50% of fake Fortnite apps on Android contain malware, spyware or adware – report

Many of the Fortnite APKs and installers available online for Android have some sort of issue, according to a new report.

Top10vpn has tested 32 Fortnite Android apps, and found that over half of them contain some sort of spyware, malware, or adware.

These were just a few of the many results that pop up when you type “download Fortnite APK” in Google, or in the search bar for third-party Android app stores like Amazon’s, APK Here, and Mobango. Of the 32 tested apps, eight had adware, seven asked for excessive permissions, and four were complete scams full of malware.

An adware is an app whose sole purpose is to serve ads to users. In this case, these apps try to look as legit as possible, using official art and icons. By the time the user realises the scam, they’ll have already clicked through a few ads, which in turn allows the developer to make a small profit. The numbers add up, especially for something as popular as Fortnite.

The privacy issue is perhaps more important, however, because the apps that ask for these excessive app permissions end up getting access to quite a bit of the phone’s features, such as the camera, GPS location, contacts, call data and more.

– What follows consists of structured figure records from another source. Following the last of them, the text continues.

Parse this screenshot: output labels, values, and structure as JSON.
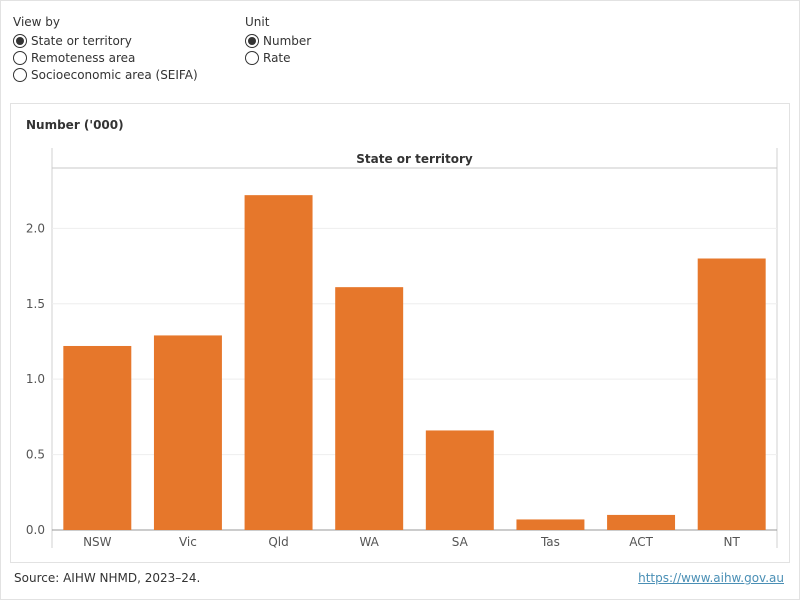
{
  "filters": {
    "view_by": {
      "title": "View by",
      "options": [
        {
          "label": "State or territory",
          "checked": true
        },
        {
          "label": "Remoteness area",
          "checked": false
        },
        {
          "label": "Socioeconomic area (SEIFA)",
          "checked": false
        }
      ]
    },
    "unit": {
      "title": "Unit",
      "options": [
        {
          "label": "Number",
          "checked": true
        },
        {
          "label": "Rate",
          "checked": false
        }
      ]
    }
  },
  "chart_data": {
    "type": "bar",
    "title": "",
    "panel_header": "State or territory",
    "ylabel": "Number ('000)",
    "xlabel": "",
    "categories": [
      "NSW",
      "Vic",
      "Qld",
      "WA",
      "SA",
      "Tas",
      "ACT",
      "NT"
    ],
    "values": [
      1.22,
      1.29,
      2.22,
      1.61,
      0.66,
      0.07,
      0.1,
      1.8
    ],
    "ylim": [
      0,
      2.4
    ],
    "yticks": [
      "0.0",
      "0.5",
      "1.0",
      "1.5",
      "2.0"
    ],
    "grid": true,
    "bar_color": "#e6772b"
  },
  "footer": {
    "source": "Source: AIHW NHMD, 2023–24.",
    "link": "https://www.aihw.gov.au"
  }
}
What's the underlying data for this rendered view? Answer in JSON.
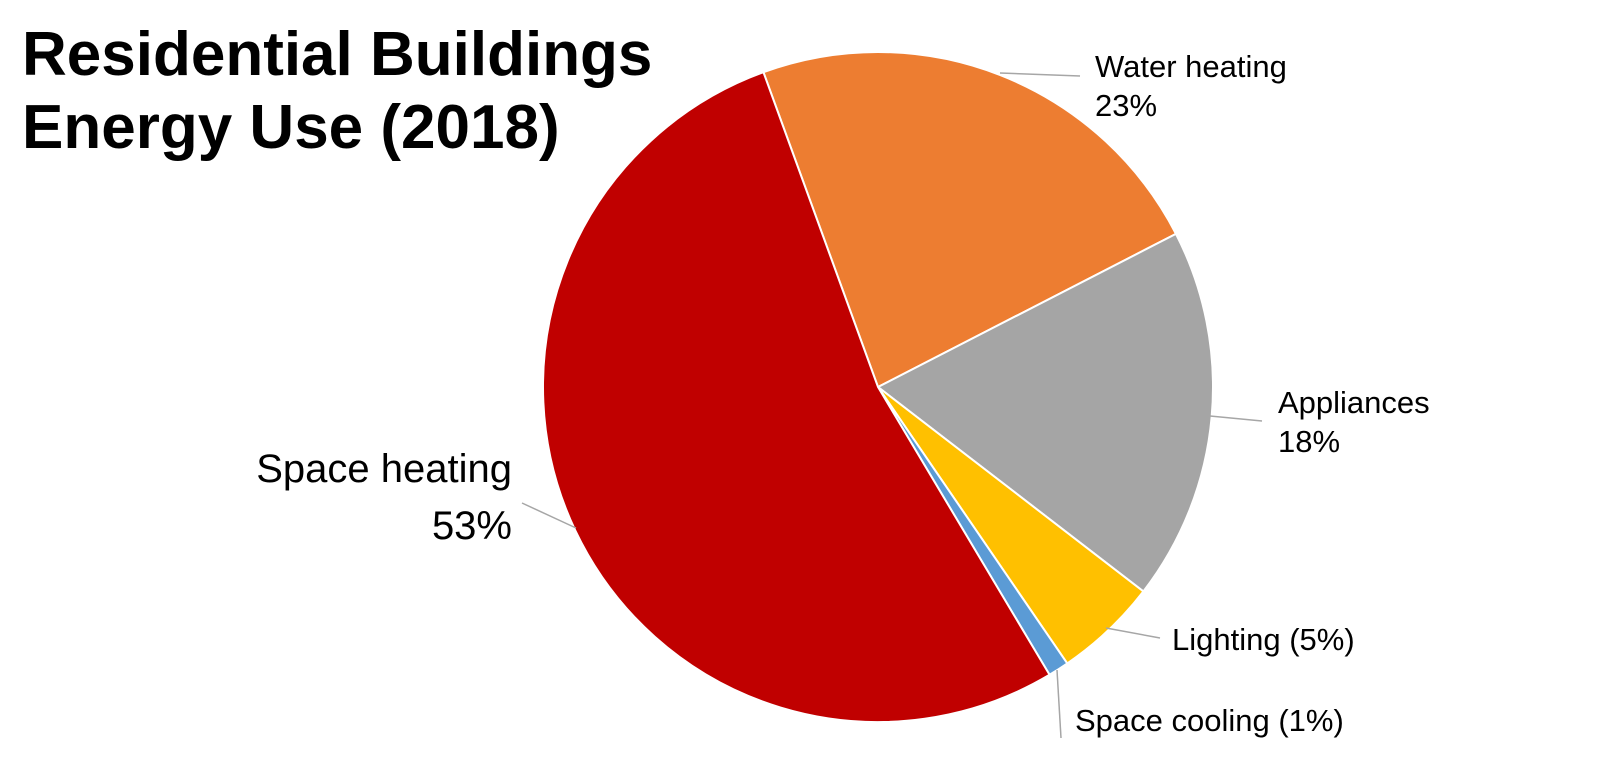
{
  "chart_data": {
    "type": "pie",
    "title": [
      "Residential Buildings",
      "Energy Use (2018)"
    ],
    "slices": [
      {
        "name": "Water heating",
        "value": 23,
        "color": "#ed7d31",
        "label_lines": [
          "Water heating",
          "23%"
        ]
      },
      {
        "name": "Appliances",
        "value": 18,
        "color": "#a5a5a5",
        "label_lines": [
          "Appliances",
          "18%"
        ]
      },
      {
        "name": "Lighting",
        "value": 5,
        "color": "#ffc000",
        "label_lines": [
          "Lighting (5%)"
        ]
      },
      {
        "name": "Space cooling",
        "value": 1,
        "color": "#5b9bd5",
        "label_lines": [
          "Space cooling (1%)"
        ]
      },
      {
        "name": "Space heating",
        "value": 53,
        "color": "#c00000",
        "label_lines": [
          "Space heating",
          "53%"
        ]
      }
    ]
  }
}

Some even ask for permissions to modify phone settings, and make phone calls without going through the dial UI.

The legitimate Fortnite APK doesn’t ask for these permissions, and the fake apps can have up to 24 permissions the user must agree to in order to install them. If the user doesn’t read these prompts, they’ll inevitably allow these apps access to much of the sensitive and personal information stored on their phone.

Two of the apps tested were simple click farms, which often have surveys for the user to answer, with the promise that a link to download Fortnite will be offered upon completion.

Of the apps tested for malware, Fortnite Mobile APK, and Fortnite APK were the worst offenders. The former installs a possible trojan, and is mostly designed to refer users to other apps. It even has videos of Fortnite loading screens, which always stop at a certain point and refer the user to other apps to download.

The latter, on the other hand, is seemingly designed to harvest email addresses by fooling the user into thinking their device isn’t compatible with the game. The app then asks the user to type in their email details to be notified when their handset becomes supported.

The full report, available at the link above, goes into great detail about the sort of permissions offending apps trigger, their names, the names of the developers, the stores where they’re found and more.

But the general idea is that it’s pretty simple to fall for at least one of these in your searches, in large part because these apps appear first in search results. It also helps that many have on-point branding designed to fool users into thinking they’re downloading the real thing.

For future refrence, the only official way of downloading Fortnite on Android is through the Epic Games website. The Android version is still in beta, but will be going live for all this month.